In navolging van de Stuttgartse Waldorfschool ging al in 1923 de eerste Nederlandse Steinerschool (Vrije School) van start in Den Haag. Belgische antroposofen moesten wachten tot 1954 voordat in Antwerpen een soortgelijk initiatief van de grond kwam met onze Hiberniaschool.
Momenteel telt België 25 Steinerscholen, waarvan 5 voorzien in de volledige cyclus van het voortgezet onderwijs. Wereldwijd zijn er ongeveer 965 steinerscholen, met zwaartepunten in Duitsland (212), de Verenigde staten (124) en Nederland (90).
Goetheanum
Ook op andere gebieden wierp Steiners werk zijn vruchten af, vooral in de dagelijkse praktijk van veel beroepsmenen; telkens geeft hij op hun dringende vraag voordrachten en cursussen over geneeskunde en farmacie, biologie en fysica, heilpedagogie, landbouw, maatschappijvorming, religie en theologie, en zo meer.
In het Zwitserse Dornach, in de buurt van Basel, begint onder zijn leiding de bouw van het Goetheanum, dat, onder zijn eigen architectuur, volledig in hout en een van de eerste bouwwerken in organische stijl was. Het werd op oudejaarsavond 1922 door tegenstanders in brand worden gestoken.
Tegenwoordig is het tweede Goetheanum, dat geheel uit beton werd opgetrokken en gereed kwam in 1928 een internationaal centrum voor antroposofie.
In 1923 hervormde Rudolf Steiner de Antroposofische Vereniging, stichtte de Vrije Hogeschool voor Geesteswetenschap, en nam er ook de leiding van.
Vakinhoudelijke vernieuwing
Even doorslaggevend als het werk van Steiner voor de geschiedenis van antroposofie is het werk van de mensen die dit hebben voortgezet in innerlijke scholing, wetenschappelijke studie en maatschappelijke werkzaamheid. Dit heeft geleid tot menige vakinhoudelijke vernieuwing. Op gebieden als landbouw, geneeskunde, onderwijs en geestelijke zorg maar ook in architectuur, beeldende en muzische kunsten groeide antroposofie uit tot een inspirerende bron bij het zoeken en inslaan van nieuwe wegen.

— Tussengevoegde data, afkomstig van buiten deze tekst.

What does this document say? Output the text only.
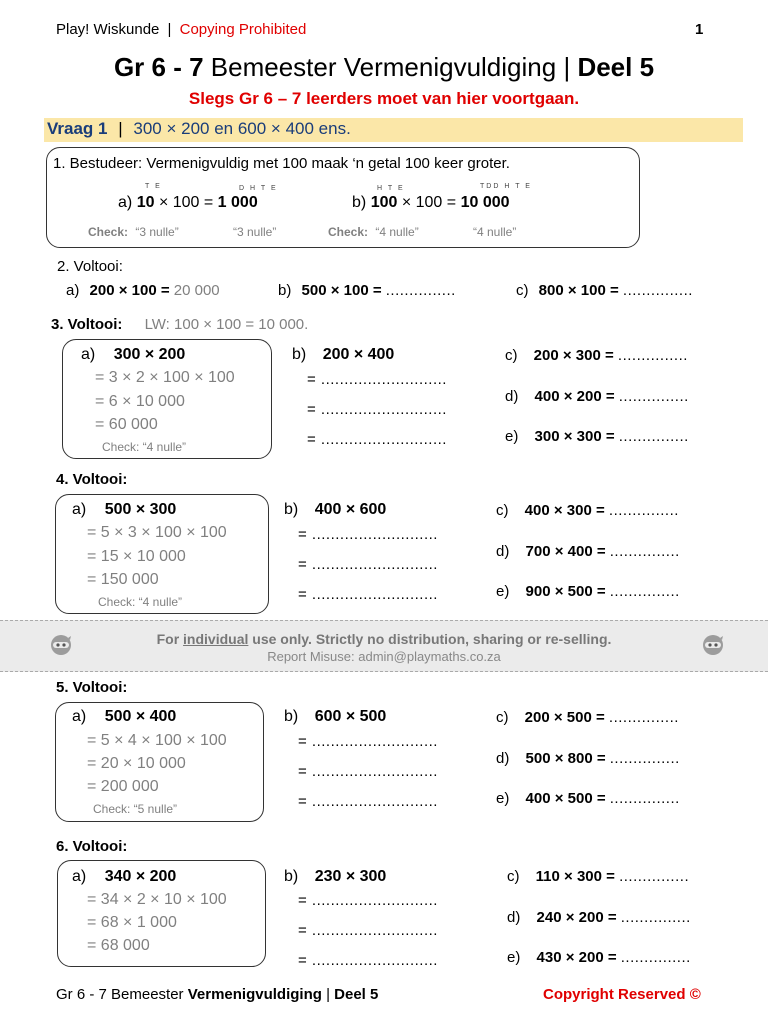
Play! Wiskunde | Copying Prohibited	1
Gr 6 - 7 Bemeester Vermenigvuldiging | Deel 5
Slegs Gr 6 – 7 leerders moet van hier voortgaan.
Vraag 1 | 300 × 200 en 600 × 400 ens.
1. Bestudeer: Vermenigvuldig met 100 maak ‘n getal 100 keer groter.
T E	D H T E
a) 10 × 100 = 1 000
H T E	TDD H T E
b) 100 × 100 = 10 000
Check: “3 nulle”	“3 nulle”	Check: “4 nulle”	“4 nulle”
2. Voltooi:
a) 200 × 100 = 20 000	b) 500 × 100 = ...............	c) 800 × 100 = ...............
3. Voltooi: LW: 100 × 100 = 10 000.
a) 300 × 200
= 3 × 2 × 100 × 100
= 6 × 10 000
= 60 000
Check: “4 nulle”
b) 200 × 400
= ...........................
= ...........................
= ...........................
c) 200 × 300 = ...............
d) 400 × 200 = ...............
e) 300 × 300 = ...............
4. Voltooi:
a) 500 × 300
= 5 × 3 × 100 × 100
= 15 × 10 000
= 150 000
Check: “4 nulle”
b) 400 × 600
= ...........................
= ...........................
= ...........................
c) 400 × 300 = ...............
d) 700 × 400 = ...............
e) 900 × 500 = ...............
For individual use only. Strictly no distribution, sharing or re-selling.
Report Misuse: admin@playmaths.co.za
5. Voltooi:
a) 500 × 400
= 5 × 4 × 100 × 100
= 20 × 10 000
= 200 000
Check: “5 nulle”
b) 600 × 500
= ...........................
= ...........................
= ...........................
c) 200 × 500 = ...............
d) 500 × 800 = ...............
e) 400 × 500 = ...............
6. Voltooi:
a) 340 × 200
= 34 × 2 × 10 × 100
= 68 × 1 000
= 68 000
b) 230 × 300
= ...........................
= ...........................
= ...........................
c) 110 × 300 = ...............
d) 240 × 200 = ...............
e) 430 × 200 = ...............
Gr 6 - 7 Bemeester Vermenigvuldiging | Deel 5	Copyright Reserved ©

De vraag is niet, wat de mens moet weten en kunnen om zich in de bestaande sociale orde te kunnen voegen; maar wel, wat er in aanleg in de mens aanwezig is en in hem ontwikkeld kan worden. Dan wordt het mogelijk dat de opgroeiende generatie de maatschappij steeds nieuwe krachten toevoegt. Dan zal in deze maatschappij datgene leven wat de in haar tredende volwaardige mensen scheppen; maar uit de opgroeiende generatie mag niet datgene gemaakt worden wat de bestaande maatschappij van deze generatie maken wil.